Clinical Biomarkers of CAR T Cell Neurotoxicity

The overarching goal of this study is to make cancer therapies less toxic to children’s developing brains. Specifically, we propose to develop direct measurements of neurologic injury via blood and cerebrospinal fluid biomarkers in pediatric leukemia patients. The biomarker measurements will then be used to determine which therapies cause the most brain and nerve injury. In a subgroup of patients, we will use brain imaging and neurocognitive testing to measure whether changes in neurologic injury biomarkers are correlated with decreases in cognitive performance. This information will allow us to integrate simple and validated measurements of neurologic injury into future clinical trials of chemotherapy and radiation regimens in a wide variety of pediatric cancers. Taking neurocognitive development into consideration as an essential outcome will allow us to change the paradigm of cancer treatment toward a focus on living a healthy, independent, and productive future life after beating cancer.

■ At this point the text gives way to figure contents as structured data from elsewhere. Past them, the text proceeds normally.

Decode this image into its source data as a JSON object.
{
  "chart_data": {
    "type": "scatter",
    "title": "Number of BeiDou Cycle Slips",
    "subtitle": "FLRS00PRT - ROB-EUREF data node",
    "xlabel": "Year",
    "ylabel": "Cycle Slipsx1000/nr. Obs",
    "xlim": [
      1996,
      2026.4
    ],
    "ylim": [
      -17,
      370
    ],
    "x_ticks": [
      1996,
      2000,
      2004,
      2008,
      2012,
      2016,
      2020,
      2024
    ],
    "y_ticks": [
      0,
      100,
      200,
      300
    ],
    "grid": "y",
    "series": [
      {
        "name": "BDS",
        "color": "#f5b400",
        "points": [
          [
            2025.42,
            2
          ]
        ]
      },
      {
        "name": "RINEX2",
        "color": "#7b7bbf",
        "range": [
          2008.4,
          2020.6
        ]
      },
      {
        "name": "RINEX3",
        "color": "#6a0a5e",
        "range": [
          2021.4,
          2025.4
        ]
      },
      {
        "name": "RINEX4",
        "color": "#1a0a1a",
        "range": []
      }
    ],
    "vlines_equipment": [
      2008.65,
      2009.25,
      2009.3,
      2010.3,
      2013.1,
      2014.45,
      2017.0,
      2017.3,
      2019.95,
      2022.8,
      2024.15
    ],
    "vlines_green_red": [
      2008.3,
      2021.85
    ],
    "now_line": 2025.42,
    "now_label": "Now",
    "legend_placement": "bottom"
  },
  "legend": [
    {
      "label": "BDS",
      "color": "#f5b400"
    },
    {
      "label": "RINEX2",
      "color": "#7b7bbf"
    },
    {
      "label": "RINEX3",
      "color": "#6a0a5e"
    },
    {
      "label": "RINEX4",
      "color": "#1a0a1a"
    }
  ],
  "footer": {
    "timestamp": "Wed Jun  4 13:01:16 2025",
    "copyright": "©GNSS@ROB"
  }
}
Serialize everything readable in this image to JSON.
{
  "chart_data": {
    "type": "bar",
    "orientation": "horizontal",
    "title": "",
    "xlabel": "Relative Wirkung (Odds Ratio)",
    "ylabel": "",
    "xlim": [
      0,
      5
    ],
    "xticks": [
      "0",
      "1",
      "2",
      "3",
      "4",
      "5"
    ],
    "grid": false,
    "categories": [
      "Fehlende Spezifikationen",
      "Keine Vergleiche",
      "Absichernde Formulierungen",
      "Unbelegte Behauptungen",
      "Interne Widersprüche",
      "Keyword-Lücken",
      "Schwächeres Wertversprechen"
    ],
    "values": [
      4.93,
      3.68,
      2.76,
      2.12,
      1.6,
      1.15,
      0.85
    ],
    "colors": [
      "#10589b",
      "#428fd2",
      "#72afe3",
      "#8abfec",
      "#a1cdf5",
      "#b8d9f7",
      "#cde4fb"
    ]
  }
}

Pediatric leukemia treatment has made impressive advances over the past few decades, and now >80% of children are cured of the disease with standard chemotherapy regimens. However, treatments are multiple years long and grueling both emotionally and physically. Dangerous toxicities are common. Injuries to the brain are an especially important consideration, as they can be irreversible and lead to decreased ability to achieve a child’s full academic, social, and professional potential. Chemotherapy can also frequently cause peripheral neuropathy, which can be painful and debilitating and cause lifelong problems with balance and strength.

The biomarkers we will measure are well validated readouts of brain cell injury in a variety of neuroinflammatory and neurodegenerative disorders, which makes them suitable for our study. Neurofilament light chain (NFL) is a protein that is part of nerve cells in the brain and the body, and injury releases this into the blood and the cerebrospinal fluid. The second biomarker is glial fibrillary acidic protein (GFAP), which is an important component of the glial support cells in the brain. In previous work, we have found that children and young adults with relapsed leukemia have extremely high levels of NFL and GFAP, often higher than what is seen in adults with severe brain problems such as dementia. This led us to ask how this injury develops over the time of treatment, and whether there are specific interventions that cause a rise in these markers.